数据结构与算法分析A Lab 5 D题题解

# Description

Hong has learned something about music. He finds that punchline is very important. If a substring appears 3 times at the beginning, the middle, and the end of a lyric, the substring is a punchline. But it’s hard for Hong to find a punchline. He wants you to help him to find the longest punchline in a song.

# Input

The first line will be an integer T (1≤T≤100), which is the number of test cases.

For each test data:

The first line contains an integer n (1≤n≤10^5) — the length of the string s.

The second line contains string s of length n, which consists only of lowercase letters, which is the lyric.

# Output

For each case, please print the length of the longest punchline.

# Sample Input

2
6
ababab
7
abababa

# Sample Output

2
1

# 思路

题意就是出一个串A，找出一个最长子串，满足该子串是串的前缀、后缀，并且在中间出现过，同时要求这个子串的三次出现位置不能重叠。

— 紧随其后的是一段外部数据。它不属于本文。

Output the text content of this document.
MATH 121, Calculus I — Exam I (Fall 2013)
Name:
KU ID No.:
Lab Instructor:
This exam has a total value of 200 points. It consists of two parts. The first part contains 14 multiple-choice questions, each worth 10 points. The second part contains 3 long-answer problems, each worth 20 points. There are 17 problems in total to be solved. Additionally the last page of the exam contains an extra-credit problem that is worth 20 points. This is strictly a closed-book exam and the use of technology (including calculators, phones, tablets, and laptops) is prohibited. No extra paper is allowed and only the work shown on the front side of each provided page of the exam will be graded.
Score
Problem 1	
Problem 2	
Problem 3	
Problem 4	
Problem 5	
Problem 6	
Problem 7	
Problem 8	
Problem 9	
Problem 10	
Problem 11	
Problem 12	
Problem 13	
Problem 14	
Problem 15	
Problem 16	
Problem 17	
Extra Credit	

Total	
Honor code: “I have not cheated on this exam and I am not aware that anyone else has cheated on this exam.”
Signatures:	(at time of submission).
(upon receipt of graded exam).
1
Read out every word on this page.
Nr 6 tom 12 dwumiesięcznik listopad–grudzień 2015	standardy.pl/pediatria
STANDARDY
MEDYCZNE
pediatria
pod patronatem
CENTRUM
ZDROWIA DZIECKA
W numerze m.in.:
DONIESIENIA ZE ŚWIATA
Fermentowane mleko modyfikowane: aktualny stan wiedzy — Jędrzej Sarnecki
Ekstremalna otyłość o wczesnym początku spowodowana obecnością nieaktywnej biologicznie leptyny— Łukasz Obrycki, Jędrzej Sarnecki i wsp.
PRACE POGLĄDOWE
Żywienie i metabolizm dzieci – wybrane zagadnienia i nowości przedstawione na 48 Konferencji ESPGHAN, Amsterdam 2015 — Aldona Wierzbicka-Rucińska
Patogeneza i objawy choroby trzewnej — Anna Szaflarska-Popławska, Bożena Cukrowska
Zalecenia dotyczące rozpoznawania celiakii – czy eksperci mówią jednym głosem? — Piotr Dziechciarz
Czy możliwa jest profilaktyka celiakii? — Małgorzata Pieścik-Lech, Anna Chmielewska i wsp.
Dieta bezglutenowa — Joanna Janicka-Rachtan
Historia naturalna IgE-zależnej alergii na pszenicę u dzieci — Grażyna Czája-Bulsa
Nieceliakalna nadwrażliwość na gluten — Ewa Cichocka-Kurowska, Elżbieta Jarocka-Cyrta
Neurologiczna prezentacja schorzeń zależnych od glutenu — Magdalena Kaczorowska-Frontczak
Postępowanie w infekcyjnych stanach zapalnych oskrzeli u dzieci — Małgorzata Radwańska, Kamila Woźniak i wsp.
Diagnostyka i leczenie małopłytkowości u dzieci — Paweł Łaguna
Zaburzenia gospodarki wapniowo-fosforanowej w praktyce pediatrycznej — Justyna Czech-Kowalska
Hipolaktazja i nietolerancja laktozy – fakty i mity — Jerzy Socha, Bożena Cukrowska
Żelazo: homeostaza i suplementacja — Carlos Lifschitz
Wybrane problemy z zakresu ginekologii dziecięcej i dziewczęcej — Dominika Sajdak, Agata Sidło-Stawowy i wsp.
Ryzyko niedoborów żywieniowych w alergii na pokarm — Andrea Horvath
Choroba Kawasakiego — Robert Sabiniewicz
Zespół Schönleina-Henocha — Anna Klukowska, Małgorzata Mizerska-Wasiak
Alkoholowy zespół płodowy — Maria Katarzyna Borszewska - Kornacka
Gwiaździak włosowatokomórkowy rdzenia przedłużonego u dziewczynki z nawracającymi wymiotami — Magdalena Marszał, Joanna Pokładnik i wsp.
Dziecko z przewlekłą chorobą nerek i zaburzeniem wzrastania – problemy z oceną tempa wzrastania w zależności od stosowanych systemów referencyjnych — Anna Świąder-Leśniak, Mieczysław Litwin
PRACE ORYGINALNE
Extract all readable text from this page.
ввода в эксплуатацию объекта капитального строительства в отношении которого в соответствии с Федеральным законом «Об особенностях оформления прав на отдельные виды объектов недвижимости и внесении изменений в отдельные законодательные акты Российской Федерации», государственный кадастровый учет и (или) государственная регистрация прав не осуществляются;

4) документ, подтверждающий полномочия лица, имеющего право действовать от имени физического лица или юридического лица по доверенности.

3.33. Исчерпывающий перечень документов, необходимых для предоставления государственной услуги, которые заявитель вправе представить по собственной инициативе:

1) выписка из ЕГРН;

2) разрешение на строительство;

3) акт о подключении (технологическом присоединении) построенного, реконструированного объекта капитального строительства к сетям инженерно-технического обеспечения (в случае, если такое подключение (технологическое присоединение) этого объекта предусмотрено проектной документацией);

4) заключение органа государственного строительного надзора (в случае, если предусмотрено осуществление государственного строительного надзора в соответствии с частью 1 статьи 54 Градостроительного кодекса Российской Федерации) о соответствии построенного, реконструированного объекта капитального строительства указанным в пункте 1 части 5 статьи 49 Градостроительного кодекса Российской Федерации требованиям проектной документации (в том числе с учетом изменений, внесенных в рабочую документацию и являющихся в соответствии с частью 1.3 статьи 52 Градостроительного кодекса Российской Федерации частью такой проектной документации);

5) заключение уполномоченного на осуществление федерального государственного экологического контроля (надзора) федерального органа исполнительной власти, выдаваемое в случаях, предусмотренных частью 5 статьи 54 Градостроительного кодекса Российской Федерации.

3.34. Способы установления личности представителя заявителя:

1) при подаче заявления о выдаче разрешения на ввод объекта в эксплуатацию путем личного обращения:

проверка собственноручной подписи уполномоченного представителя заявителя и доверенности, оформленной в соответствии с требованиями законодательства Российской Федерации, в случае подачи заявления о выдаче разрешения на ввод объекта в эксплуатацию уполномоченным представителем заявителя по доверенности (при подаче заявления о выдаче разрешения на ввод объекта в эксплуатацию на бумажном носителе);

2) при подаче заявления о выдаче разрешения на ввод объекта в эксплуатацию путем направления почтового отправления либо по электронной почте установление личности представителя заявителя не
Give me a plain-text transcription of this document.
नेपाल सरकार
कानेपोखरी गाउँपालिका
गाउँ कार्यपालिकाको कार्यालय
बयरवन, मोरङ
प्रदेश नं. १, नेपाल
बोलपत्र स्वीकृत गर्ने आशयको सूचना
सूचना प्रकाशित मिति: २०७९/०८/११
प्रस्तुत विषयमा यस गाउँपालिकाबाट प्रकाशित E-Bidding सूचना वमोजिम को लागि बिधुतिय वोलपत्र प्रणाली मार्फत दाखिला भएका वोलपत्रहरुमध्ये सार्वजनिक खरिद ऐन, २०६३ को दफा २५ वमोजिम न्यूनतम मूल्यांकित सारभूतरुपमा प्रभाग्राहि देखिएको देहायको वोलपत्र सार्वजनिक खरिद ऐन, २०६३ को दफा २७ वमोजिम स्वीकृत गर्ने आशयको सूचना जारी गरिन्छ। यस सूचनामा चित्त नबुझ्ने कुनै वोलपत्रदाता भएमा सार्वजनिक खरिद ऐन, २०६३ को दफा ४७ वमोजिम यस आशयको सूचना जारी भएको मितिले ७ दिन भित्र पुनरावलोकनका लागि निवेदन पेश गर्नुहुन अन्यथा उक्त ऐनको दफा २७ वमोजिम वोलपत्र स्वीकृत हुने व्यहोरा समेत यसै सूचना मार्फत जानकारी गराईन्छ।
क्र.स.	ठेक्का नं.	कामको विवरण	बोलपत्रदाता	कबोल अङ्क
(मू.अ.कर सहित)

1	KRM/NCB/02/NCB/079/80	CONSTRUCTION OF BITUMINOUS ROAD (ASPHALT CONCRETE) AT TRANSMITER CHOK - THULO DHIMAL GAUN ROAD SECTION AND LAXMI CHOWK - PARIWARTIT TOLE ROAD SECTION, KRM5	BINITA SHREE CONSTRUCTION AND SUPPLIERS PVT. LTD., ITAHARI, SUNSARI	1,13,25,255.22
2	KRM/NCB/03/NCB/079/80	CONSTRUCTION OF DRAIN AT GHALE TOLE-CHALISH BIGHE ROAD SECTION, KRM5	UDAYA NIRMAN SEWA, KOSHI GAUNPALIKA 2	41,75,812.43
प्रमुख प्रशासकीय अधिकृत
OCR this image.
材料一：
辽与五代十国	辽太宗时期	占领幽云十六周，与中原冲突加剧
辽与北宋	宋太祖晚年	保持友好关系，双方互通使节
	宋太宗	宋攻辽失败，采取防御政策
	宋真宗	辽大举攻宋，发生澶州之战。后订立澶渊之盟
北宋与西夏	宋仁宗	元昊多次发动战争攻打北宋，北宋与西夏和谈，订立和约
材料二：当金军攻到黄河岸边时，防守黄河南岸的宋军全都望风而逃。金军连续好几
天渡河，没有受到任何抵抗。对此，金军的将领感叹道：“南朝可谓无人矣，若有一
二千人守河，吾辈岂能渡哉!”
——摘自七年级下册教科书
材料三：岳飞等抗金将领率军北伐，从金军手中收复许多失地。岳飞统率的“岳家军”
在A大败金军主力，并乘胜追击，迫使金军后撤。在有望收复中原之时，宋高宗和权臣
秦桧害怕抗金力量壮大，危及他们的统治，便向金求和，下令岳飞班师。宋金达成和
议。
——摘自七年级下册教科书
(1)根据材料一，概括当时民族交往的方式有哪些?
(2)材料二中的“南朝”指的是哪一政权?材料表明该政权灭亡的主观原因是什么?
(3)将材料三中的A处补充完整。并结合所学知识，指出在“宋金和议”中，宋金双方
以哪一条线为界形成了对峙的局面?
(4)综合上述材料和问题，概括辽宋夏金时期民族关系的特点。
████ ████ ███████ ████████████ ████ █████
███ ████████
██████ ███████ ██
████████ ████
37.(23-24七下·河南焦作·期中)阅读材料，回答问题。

首先注意到这个子串的长度最多只有$|A| / 3$。

朴素做法从大到小枚举前缀长度，判断是否后缀，是否在中间出现过……

这个复杂度是不对的……但是可过……

# Solution

# 大暴力：

#include <cstdio>
#include <cstring>
#include <cmath>
#include <iostream>
using namespace std;
const int N = 2e5 + 10;
int len, nx[N];
char str[N];
bool judge(int x)
{
    int g = len - x;
    if (strncmp(str, str + g, x) != 0)
        return false;
    g -= x;
    for (int i = x; i <= g; ++i)
        if (strncmp(str, str + i, x) == 0)
            return true;
    return false;
}
void solve()
{
    scanf("%d", &len);
    scanf("%s", str);
    for (int ans = len / 3; ans >= 1; --ans)
        if (judge(ans))
        {
            printf("%d\n", ans);
            return;
        }
    puts("0");
}
int main()
{
    int T; scanf("%d", &T);
    while (T--)
        solve();
    return 0;
}

# KMP:

#include <cstdio>
#include <cstring>
#include <iostream>
using namespace std;
const int N = 1e5 + 10;
int len, nx[N];
char str[N];
bool judge(int x)
{
    int g = len - x;
    if (memcmp(str, str + g, x) != 0)
        return false;
    int i = x, j = 0;
    while (i < g)
    {
        if (j == -1 || str[i] == str[j])
        {
            ++i; ++j;
            if (j == x)
                return true;
        }
        else
            j = nx[j];
    }
    return false;
}
void getnext()
{
    nx[0] = -1;
    for (int i = 0, j = -1; i < len; )
    {
        if (j == -1 || str[i] == str[j])
            nx[++i] = ++j;
        else
            j = nx[j];
    } 
}
void solve()
{
    scanf("%d", &len);
    scanf("%s", str);
    getnext();
    for (int ans = min(len / 3, nx[len - 1] + 1); ans >= 1; --ans)
        if (judge(ans))
        {
            printf("%d\n", ans);
            return;
        }
    puts("0");
}
int main()
{
    int T; scanf("%d", &T);
    while (T--)
        solve();
    return 0;
}